Studium und Weichenstellung

  Im Jahr 1894 beginnt für Maria Montessori der letzte Teil ihres Medizinstudiums. Als Frau studiert sie unter erschwerten Bedingungen: So ist es ihr nicht gestattet, neben ihren männlichen Mitstudenten zu sitzen, und sie muss immer als Letzte in den Hörsaal; nicht anders ist es im Sezierraum.

«Wenn die Kommilitonen trödelten, würde die Sonne bereits untergegangen sein, wenn es Maria endlich gestattet war, den Raum zu betreten.»

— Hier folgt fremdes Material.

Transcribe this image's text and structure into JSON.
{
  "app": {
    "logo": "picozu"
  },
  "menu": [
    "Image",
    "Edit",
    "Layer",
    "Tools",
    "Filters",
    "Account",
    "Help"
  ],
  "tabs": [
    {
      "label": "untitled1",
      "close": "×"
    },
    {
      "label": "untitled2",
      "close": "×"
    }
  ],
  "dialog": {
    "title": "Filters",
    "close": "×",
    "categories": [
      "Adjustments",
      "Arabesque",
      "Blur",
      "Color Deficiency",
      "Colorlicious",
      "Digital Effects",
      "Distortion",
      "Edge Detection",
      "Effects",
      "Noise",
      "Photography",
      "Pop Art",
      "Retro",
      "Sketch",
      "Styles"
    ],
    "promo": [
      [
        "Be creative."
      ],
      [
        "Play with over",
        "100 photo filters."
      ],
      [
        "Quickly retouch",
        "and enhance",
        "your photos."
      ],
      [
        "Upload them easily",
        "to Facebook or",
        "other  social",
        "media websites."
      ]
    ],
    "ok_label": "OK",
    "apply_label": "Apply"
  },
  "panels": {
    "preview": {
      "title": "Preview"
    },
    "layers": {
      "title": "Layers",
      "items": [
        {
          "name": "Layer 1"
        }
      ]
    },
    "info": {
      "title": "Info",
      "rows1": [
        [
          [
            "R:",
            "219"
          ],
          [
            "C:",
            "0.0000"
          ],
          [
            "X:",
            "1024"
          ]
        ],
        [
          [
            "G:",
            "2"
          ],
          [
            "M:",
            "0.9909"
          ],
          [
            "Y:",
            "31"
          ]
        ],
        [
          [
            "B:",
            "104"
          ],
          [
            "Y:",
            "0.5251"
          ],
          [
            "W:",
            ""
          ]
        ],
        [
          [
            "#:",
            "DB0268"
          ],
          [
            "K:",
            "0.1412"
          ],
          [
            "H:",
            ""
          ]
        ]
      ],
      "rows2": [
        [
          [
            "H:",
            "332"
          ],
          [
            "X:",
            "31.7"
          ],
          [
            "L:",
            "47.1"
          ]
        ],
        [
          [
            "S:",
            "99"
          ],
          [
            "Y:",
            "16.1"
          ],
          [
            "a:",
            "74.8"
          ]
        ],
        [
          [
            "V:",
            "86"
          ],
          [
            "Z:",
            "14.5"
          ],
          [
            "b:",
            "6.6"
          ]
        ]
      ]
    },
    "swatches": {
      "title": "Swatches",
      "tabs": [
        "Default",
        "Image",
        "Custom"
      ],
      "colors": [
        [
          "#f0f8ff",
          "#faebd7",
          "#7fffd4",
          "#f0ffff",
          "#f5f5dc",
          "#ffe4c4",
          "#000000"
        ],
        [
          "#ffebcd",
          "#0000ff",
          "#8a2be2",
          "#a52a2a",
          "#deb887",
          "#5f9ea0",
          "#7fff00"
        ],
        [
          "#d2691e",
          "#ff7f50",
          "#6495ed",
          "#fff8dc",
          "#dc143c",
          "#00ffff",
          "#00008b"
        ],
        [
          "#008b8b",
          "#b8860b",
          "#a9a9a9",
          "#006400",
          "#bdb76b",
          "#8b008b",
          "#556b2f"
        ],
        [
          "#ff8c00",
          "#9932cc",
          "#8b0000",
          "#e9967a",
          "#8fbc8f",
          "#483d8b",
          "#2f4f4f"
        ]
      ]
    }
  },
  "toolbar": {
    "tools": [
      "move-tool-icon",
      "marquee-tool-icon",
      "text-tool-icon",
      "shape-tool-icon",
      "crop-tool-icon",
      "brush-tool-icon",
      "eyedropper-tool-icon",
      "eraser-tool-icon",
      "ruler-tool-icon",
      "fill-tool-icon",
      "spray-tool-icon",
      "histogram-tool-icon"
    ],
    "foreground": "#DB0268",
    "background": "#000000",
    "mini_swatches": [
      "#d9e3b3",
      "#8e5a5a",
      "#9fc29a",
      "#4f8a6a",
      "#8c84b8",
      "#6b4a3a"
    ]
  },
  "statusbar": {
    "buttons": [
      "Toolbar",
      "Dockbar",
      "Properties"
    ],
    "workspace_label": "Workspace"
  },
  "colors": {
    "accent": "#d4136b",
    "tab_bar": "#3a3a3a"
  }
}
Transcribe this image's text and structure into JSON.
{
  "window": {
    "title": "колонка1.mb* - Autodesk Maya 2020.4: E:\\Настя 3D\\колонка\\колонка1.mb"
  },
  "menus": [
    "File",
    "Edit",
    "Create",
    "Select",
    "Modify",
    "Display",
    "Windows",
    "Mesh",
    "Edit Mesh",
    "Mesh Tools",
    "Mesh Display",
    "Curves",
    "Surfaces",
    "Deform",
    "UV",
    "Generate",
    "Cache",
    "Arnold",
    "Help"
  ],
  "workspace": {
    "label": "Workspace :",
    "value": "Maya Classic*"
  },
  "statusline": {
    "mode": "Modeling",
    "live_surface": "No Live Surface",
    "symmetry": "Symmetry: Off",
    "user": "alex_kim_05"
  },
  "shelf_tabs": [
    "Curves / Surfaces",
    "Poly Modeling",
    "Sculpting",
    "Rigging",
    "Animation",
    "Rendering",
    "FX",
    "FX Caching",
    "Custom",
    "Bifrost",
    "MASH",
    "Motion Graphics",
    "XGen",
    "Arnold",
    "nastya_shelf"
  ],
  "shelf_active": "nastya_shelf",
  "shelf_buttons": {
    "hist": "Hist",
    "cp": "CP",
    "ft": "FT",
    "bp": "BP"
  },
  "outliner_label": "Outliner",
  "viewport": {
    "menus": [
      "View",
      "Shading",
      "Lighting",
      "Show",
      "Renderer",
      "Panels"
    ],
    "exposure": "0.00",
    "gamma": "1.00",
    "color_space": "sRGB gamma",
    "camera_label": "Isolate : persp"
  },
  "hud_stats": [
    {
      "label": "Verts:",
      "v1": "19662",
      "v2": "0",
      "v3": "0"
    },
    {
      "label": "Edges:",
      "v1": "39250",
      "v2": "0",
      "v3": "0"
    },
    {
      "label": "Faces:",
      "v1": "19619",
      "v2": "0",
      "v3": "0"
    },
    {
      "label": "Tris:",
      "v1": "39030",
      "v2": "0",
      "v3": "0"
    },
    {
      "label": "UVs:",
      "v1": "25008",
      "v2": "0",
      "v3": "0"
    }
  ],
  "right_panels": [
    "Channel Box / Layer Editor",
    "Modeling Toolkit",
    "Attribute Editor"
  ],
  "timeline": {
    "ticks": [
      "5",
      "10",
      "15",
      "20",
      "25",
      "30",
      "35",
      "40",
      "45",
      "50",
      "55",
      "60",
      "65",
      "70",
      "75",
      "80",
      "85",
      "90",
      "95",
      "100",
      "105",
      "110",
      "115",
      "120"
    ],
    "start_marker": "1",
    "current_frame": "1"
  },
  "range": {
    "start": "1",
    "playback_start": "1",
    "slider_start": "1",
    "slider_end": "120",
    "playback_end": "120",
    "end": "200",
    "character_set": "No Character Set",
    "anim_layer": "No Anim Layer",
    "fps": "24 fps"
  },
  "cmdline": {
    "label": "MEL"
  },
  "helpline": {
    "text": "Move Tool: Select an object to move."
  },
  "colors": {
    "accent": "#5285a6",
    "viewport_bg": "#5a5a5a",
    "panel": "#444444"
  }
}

Doch für Maria sind dies nur unbedeutende Details auf dem Weg zu ihrem Doktortitel. Schon bald erhält sie, da Lehrgangsbeste, eine Assistenzstelle in der psychiatrischen Klinik in Rom. Hier trifft sie zum ersten Mal auf Kinder, welche den ganzen Tag apathisch auf ihren Betten sitzen und keiner Beschäftigung nachgehen. Sie ist entsetzt und überlegt sich nach und nach gemeinsam mit einem Arztkollegen Methoden für deren allgemeine Sinnesentwicklung. Sie befasst sich intensiv mit den Werken von Friedrich Fröbel und Edouard Séguin, beides Koryphäen auf dem Gebiet der Unterrichtung und Erziehung von geistig zurückgebliebenen Kindern. Diese Arbeit wird im Verlauf der Jahre ihr Steckenpferd, dem sie alles opfert.

«’Ich bin davon überzeugt, dass die wenigsten Kinder, von denen behauptet wird, sie seien schwachsinnig, das auch tatsächlich sind’, sagte sie ernst. ‘Die meisten von ihnen werden dazu gemacht. Sie erhalten nie die Möglichkeit, ihre Sinne entsprechend zu entfalten.’»

Laura Baldini ist ein unterhaltsamer, eindrücklicher und leicht lesbarer biographischer Roman gelungen. Die Eingrenzung auf die Jahre 1896-1902 ermöglichen dem Leser einen kurzen, aber intensiven Einblick in eine längst vergangene Epoche. Nicht nur die Themen Medizin und Pädagogik und die dafür angewendeten Methoden sind gut verständlich beschrieben, sondern auch das Thema Frauenbewegung und die Stellung der Frau in der Gesellschaft finden Platz: «Sie hatte keinem der beiden etwas getan. Allein die Tatsache, dass sie eine Frau war, genügte, dass die Männer sich in ihrer Ehre gekränkt fühlten.»

Fazit

Der biographische Roman von Laura Baldini erzählt in unterhaltsamer Art und Weise vom Werdegang Maria Montessoris in der Zeit von 1894 bis 1902, von ihrem ständigen Kampf, als Frau einen Platz in einer männerdominierten Gesellschaft zu finden, und von den Mühen um Anerkennung als Lehrerin ihrer Zeit mit dem Ziel, den Kindern zu helfen und ihre Entwicklung zu fördern.